Sunday, February 7, 2010

Altar to Sasabe


The luxury was mine. The luxury of a seatbelt, of driver’s who were conscious of our comfort over the bumpy road, of open windows and cool air coming in, of entertainment (we listened to music), of bathroom needs, and of individual space. Still, the ride from Altar, Mexico, to Sasabe, Mexico was a rough one. By the end, I was covered in a layer of dirt, I could feel the sand grinding in my teeth, my neck was sore from the constant bumps and sudden jolts, and I was uneasy knowing that the majority of the people on that road were those tied into the transportation business---the transportation of migrants, and drugs. Still, the way I traveled was a luxury. Most migrants who travel this road, one of the most common entrance points into the US, are crammed into a van with 30 other people, sitting on plywood if they are lucky. They are at the mercy of the person transporting them, and their coyote (guide). The ride is 2 hours long on a dirt road, a private road, supposedly owned by the ranchers whose land surrounds the road, but really controlled by gangs and drug traffickers. The migrants are at the mercy of these groups too, who are all connected to the driver and coyotes, and who sometimes stop them and strip them of everything they have, or beat them if they don’t have anything to give. They are charged $70 for the ride, as a fee to “maintain” the road. Two hours of a long journey of being exploited at every turn, and this is only to get them to the border. The hardest part, crossing the desert has yet to begin for them---so mine is not only the luxury of a comfortable van from Altar to Sasabe, but also to Tucson, to a comfortable home, and welcoming family. What privilege. It took all my reason to keep from helping the 5 Guatemalans who we had talked to and stayed with at a Catholic migrant house (where migrants can eat and sleep free for 3 nights) the night before, get into the van with us. It would have ended in disaster when they were discovered, I know. Still, there is no easy way to leave a place like Altar, when you’ve heard the stories of the people traveling through. There is no easy way to accept luxury, when all those around you are suffering such hardship. Such hardship with the sole hope of working in whatever way necessary to help their families survive.

Santas Muertes


Our faces express a lot. So do those of a person in a painting, a sculpture, or figure of a saint. Even the saints of the dead, or Santas Muertes are full of expression. During our drive from Nogales, Mexico to Altar Mexico, we stopped along the road at a row of Santa Muerte shrines.

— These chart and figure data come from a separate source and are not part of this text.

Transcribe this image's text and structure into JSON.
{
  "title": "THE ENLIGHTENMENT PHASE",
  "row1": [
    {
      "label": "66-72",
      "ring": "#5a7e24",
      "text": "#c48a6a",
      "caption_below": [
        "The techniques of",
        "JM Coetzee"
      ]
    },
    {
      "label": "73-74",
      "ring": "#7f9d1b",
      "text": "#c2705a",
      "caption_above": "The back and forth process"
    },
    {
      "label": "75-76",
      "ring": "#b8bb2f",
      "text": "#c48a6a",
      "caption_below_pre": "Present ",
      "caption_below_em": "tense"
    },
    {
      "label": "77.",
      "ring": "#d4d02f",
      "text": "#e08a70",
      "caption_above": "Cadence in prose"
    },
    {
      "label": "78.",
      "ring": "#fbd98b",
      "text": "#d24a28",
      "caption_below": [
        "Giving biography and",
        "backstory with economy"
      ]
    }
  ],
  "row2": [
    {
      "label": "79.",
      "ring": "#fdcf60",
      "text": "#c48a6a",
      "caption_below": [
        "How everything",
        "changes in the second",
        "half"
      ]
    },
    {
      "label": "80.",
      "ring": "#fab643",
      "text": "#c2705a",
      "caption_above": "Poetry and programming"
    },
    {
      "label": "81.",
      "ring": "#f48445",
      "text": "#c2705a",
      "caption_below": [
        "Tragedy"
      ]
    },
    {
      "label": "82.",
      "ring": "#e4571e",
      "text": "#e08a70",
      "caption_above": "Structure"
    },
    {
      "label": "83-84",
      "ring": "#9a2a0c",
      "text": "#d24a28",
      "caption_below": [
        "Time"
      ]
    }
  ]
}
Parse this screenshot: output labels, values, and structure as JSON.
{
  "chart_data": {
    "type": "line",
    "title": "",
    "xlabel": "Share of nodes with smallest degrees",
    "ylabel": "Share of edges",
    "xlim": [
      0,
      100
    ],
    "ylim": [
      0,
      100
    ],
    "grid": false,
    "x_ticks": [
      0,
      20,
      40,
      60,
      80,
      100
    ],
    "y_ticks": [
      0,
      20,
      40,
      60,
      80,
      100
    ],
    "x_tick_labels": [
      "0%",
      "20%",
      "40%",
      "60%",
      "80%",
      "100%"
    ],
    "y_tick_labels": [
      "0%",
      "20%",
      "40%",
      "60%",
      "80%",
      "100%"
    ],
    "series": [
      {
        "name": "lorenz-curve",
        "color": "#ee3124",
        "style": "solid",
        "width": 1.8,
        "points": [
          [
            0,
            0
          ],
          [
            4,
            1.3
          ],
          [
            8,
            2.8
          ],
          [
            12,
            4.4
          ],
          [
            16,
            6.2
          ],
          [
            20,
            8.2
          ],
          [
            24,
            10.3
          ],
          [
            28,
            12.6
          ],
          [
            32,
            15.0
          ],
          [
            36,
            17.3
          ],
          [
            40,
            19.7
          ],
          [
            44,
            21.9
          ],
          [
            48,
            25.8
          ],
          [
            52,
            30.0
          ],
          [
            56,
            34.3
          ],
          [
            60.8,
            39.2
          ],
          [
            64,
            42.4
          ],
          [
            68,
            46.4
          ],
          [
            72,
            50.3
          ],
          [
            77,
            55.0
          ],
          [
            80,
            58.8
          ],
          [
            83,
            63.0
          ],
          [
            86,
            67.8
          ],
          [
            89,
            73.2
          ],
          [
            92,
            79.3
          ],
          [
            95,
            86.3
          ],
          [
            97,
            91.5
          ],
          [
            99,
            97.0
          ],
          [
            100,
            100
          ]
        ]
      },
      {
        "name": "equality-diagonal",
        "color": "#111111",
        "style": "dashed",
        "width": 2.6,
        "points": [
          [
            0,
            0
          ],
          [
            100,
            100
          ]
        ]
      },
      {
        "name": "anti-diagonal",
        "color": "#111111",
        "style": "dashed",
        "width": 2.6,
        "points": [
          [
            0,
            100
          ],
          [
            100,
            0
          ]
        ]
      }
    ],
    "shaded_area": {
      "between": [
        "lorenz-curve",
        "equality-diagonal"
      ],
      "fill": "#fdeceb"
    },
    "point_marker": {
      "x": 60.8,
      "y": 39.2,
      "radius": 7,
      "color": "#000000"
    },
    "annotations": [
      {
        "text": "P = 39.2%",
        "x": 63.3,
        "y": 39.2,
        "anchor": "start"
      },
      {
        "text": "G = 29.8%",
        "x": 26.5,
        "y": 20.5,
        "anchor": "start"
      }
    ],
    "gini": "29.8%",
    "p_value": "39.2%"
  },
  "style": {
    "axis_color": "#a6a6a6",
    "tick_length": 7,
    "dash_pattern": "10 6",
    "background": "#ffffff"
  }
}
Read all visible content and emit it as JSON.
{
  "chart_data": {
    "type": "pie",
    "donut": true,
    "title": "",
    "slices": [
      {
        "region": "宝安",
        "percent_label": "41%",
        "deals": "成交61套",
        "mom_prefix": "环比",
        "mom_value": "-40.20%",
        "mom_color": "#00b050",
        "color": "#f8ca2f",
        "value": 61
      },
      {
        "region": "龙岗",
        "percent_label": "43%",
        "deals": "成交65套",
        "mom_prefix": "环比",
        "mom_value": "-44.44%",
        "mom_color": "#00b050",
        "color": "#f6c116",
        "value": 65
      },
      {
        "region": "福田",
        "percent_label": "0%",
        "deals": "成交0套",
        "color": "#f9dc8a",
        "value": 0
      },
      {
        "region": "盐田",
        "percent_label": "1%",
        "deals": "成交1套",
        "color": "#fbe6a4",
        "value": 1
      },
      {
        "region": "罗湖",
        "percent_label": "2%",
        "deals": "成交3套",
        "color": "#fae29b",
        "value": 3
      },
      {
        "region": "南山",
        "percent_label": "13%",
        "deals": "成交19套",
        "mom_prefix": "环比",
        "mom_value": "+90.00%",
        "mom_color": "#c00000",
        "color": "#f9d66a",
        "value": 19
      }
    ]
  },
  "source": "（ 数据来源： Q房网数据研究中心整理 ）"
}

No one was paying homage to the saints, so we were allowed to get out of the van and approach the figures. Since those who worship the saints are often tied up in crime and violence, especially drug violence, if there had been people at the shrine, we would have looked only through the windows of the van. Stepping out and approaching the figures, it was clear they had been visited recently. One of the figures had a lit cigarette in its mouth, the smoke spiraling up across its face in an eerily real way. There were food offerings, and candles at the feet of the saints. The drug trade has the power even to sculpt and change traditional religious beliefs that people hold within Catholicism, though from vandalism of the Santa Muertes, it is clear that many people are not supporters.